Frozen 2 had promise. It shared some premises with Onward, namely the existence of a pre-technological society that had learned to live in harmony with “natural” magic. This natural magic was founded upon the four elements of Earth, Water, Air, and Fire, the foundation that led to the modern field of chemistry, after a long detour into alchemy. But it botches what could have been a truly magical story into a neither-here-nor-there mess, partly saved by the light-hearted Olaf, and a cute delightful salamander.

 

In Frozen 2, the salamander is a spirit of (elemental) fire, an idea from the medieval alchemist Paracelsus. However, in our world, salamanders are amphibians – creatures of both earth and water. They are often found hiding in driftwood, fallen branches and broken logs. They don’t tolerate heat or fire and try to escape when wood is put to the torch, hence their association with fire. They scamper away when the fire starts, seemingly appearing from nowhere, as if born from the fire.

 

Salamanders are mentioned in the Harry Potter series when the twins Fred and George Weasley get a salamander to swallow some fireworks, or when Hagrid treats them for scale-rot. Salamander blood is also used in Strengthening Solutions, and Hagrid builds a bonfire to keep them happy during Care of Magical Creatures. Salamanders are described in Fantastic Beasts and Where to Find Them (the book, not the movie) as fire-dwelling lizards. The author of said book is one Newt Scamander, a very salamander-ish name if you ask me.

 

However, it’s the non-magical salamanders of our world that are much more interesting. They can regrow their limbs! How do they do so? Well, it’s in their genes. Actually, it’s in all our genes too, since we have genetic instructions to grow limbs. Some people even grow an extra finger! However for us humans, the genes haven’t yet be coaxed to regrow a missing limb. Scientists continue to probe and unlock the secrets of the salamander’s ability to regrow different limbs, although apparently there’s a limit. Chop off the limb enough times and eventually it doesn’t regrow. Ah, biochemistry – fascinating and complicated!

 

Voldermort magically provides Wormtongue a new hand, although it seems more like an advanced prosthetic (with its silvery appearance) rather than the regrowth of his own hand. The hand isn’t completely under Wormtongue’s control. It’s not really his, and it kills him in the end.

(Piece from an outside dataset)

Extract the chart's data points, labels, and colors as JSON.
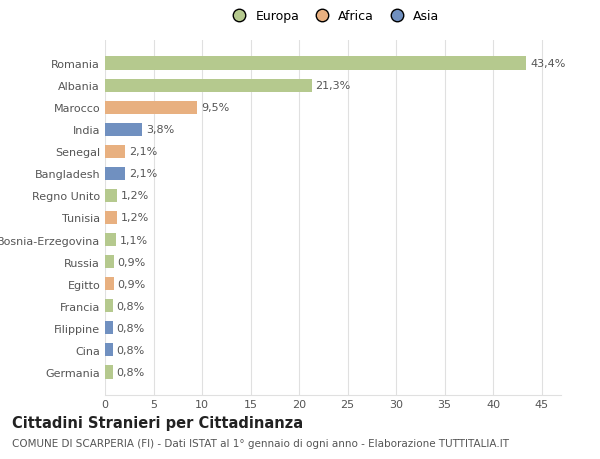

It’s unclear how exactly Voldemort magically builds his new body, although it is likely not the same as his old body – not exactly grown from him – although it does take extracts from his father, from Wormtongue, and from Harry. Bone, flesh, blood. But in his long efforts to escape death, Voldemort has marred his own body-soul complex. How exactly remains unclear.

 

A simpler example of regrowth is Skele-Gro, a potion used to regrow missing bones. In this case, Harry has to endure a painful evening of regrowing the bones in his arm, after they are removed (cursed?) by the bungling Professor Lockhart. Could a magical spell have been used to put the bones back in – essentially the reverse of what Lockhart did? Possibly. But the choice to do it “properly” is to use a potion. I’ve argued that what makes Potions of such importance to magic-users are its interactions at the molecular level. Biochemistry is complex, and when fine control is required for things too small to see and too complicated to mentally picture, a potion is much more effective than a magical spell. Perhaps the potion magically activates the appropriate bone-growing DNA in Harry, first detecting what’s missing underneath his flesh, and regrowing his bones salamander-like. I wonder if salamander extract is used in Skele-Gro; it would certainly be appropriate.

 

Could a complex potion, perhaps with salamander extract, have regrown Wormtongue’s hand? Or helped George Weasley regrow an ear? I don’t know. Neither was attempted. Neville Longbottom does accidentally transplant his ears on a cactus in a Transfiguration class while attempting a Switching Spell. But that’s not the same as re-growing. I’ve postulated that Transfiguration spells wear off after some time, so they won’t have the permanence one wants in a new limb. Magical spells have their limits, and the Wizarding World still needs chemistry!